“Belve”, Rita De Crescenzo: “La droga, la violenza, il figlio a 13 anni. Mi interessa la politica”
Dopo le polemiche della scorsa settimana la presenza della tiktoker napoletana Rita De Cescenzo – al centro di diverse diatribe a partire dal caso dell’invasione dei turisti di Roccaraso – è confermata nella prima puntata di Belve, la trasmissione di Francesca Fagnani che riparte oggi su Rai 2.
“Sono passata dalle stalle alle stelle – ha detto la tiktoker sullo sgabello di Belve – con me la gente ha visto che nella vita si può cambiare, Sto crescendo mentalmente. Sto studiando, vengono a farmi lezioni a casa”. De Crescenzo ha rivelato che il suo sogno “è girare un film con Christian De Sica”. Mentre ha tentato di spiegare la parentela con Massimo Ranieri attraverso sua nonna “Giuseppa di Zazzariello”.

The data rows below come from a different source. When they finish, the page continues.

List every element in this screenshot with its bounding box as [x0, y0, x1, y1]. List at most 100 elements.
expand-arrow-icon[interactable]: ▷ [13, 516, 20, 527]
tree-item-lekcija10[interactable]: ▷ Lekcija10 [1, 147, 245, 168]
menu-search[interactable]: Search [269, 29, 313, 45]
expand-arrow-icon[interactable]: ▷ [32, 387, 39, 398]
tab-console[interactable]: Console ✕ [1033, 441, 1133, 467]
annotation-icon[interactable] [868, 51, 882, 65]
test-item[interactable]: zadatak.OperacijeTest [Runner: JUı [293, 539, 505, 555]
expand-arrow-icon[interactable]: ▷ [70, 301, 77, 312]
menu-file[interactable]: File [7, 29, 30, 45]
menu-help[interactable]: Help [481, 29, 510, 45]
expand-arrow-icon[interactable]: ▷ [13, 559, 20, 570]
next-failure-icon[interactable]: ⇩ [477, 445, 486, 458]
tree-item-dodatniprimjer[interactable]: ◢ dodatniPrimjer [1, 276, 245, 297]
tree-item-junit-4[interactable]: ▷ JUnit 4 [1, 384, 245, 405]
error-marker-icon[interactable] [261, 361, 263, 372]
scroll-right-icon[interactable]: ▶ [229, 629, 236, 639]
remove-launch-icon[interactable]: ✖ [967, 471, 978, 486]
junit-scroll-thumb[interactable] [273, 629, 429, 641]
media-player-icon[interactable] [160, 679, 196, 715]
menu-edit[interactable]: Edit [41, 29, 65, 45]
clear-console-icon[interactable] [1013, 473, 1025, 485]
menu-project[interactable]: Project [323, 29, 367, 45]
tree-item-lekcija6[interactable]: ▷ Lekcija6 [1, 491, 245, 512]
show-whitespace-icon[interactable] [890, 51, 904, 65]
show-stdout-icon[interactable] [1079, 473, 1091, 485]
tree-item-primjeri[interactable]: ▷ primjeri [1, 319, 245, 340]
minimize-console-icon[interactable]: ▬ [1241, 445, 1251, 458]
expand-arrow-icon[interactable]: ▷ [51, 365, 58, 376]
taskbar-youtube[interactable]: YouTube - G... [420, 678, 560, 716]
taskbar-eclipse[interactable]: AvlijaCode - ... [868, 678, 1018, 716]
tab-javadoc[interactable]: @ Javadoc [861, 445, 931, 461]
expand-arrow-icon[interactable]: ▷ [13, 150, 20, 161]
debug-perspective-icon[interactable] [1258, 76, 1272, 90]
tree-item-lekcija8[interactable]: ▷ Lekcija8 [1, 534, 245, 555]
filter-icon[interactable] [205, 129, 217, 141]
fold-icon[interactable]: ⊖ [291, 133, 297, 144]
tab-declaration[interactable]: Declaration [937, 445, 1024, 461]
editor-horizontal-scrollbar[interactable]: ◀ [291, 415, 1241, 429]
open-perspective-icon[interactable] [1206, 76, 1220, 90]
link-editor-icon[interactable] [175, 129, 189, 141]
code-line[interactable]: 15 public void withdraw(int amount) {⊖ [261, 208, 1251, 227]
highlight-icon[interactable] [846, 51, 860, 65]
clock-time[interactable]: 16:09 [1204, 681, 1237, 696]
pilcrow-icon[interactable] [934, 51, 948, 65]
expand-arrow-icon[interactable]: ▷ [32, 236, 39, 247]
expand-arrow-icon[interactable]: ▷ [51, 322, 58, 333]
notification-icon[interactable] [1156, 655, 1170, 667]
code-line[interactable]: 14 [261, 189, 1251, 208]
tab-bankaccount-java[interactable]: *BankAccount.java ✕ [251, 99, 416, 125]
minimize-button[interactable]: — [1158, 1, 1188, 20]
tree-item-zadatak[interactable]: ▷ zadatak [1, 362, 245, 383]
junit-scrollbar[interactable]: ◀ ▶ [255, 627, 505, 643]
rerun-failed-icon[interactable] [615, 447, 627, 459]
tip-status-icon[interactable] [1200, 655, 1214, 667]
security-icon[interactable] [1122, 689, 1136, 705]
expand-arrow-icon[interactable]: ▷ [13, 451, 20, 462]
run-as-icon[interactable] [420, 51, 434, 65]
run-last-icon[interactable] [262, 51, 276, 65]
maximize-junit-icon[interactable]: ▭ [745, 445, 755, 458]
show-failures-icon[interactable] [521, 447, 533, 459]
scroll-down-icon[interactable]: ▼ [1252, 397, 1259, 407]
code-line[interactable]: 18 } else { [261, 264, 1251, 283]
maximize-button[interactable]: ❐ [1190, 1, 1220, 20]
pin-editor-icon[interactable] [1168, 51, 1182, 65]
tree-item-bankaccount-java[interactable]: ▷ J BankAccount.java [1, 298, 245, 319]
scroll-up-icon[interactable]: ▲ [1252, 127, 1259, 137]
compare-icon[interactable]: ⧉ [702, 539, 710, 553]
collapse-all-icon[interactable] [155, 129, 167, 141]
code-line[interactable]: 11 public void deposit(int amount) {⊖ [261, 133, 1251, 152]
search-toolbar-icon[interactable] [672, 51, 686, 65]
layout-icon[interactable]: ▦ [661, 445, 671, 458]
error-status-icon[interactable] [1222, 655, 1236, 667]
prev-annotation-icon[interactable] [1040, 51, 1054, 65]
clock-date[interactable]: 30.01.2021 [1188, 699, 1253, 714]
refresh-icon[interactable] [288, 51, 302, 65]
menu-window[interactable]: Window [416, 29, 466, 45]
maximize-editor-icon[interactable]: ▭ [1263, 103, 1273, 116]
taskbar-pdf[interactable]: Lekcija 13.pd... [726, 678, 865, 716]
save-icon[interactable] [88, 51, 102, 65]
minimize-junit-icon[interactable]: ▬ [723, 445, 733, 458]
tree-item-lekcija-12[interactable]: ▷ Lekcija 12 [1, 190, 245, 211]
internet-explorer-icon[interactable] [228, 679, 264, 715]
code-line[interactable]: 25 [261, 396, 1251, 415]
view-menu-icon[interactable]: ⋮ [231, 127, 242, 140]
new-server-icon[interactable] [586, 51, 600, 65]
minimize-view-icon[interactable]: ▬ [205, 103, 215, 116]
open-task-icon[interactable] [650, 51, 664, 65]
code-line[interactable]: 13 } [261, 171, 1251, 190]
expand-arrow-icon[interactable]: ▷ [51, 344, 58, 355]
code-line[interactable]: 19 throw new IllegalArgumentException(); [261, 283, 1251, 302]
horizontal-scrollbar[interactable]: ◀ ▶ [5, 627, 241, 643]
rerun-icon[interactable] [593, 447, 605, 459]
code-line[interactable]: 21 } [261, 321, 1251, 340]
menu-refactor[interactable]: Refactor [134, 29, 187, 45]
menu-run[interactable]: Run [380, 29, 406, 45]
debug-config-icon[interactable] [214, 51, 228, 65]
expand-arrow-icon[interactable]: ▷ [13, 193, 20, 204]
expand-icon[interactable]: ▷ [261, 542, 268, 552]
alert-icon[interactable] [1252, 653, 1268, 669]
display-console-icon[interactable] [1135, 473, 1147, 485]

Fagnani durante l’intervista, ha ricordato i processi aperti: imputata per spaccio di droga (arrestata nel 2017), ma anche per diffamazione nei confronti di un deputato e di un ristoratore. Lei si difende e racconta la sua verità: “Non ho mai spacciato”. “Che infanzia è stata la sua?” chiede Fagnani. “Bruttissima, 30 anni di droga e psicofarmaci. Ho avuto un figlio a 13 anni” racconta De Crescenzo. Fagnani spiega che il ragazzo con cui ha avuto il figlio è Ciro Marranzino, della famiglia Contini, che poco il parto venne arrestato. “Non ho nulla a che vedere con la famiglia. Ero una bambina” spiega De Crescenzo. “È rimasta in rapporto con lui?” insiste Fagnani. “Sì, siamo in buoni rapporti perché è il padre di mio figlio”.
“Il ricordo più brutto?” domanda la giornalista. “Quando sono stata violentata. Lì ho capito che se non avessi smesso con la droga sarei morta”. “A chi deve delle scuse’” chiede Fagnani. “Ai miei figli. Io vivo da 7 anni. La mia vita è solo di 7 anni”.
L’influencer svela che un suo impegno politico sarebbe “portare la gente del popolo a votare. Organizzerei dei pullman, andando casa per casa”. “Ci sono le Circoscrizione, si vota sotto casa, non c’è bisogno dei pullman” interviene Fagnani. Ma lei insiste “Io invece organizzo dei pullman”. E a proposito di pullman, sul noto caso di Roccaraso la giornalista le chiede: “Ci ha guadagnato?”. “No e non conosco le agenzie che hanno organizzato i viaggi. Io ho fatto solo dei video super bellissimi”.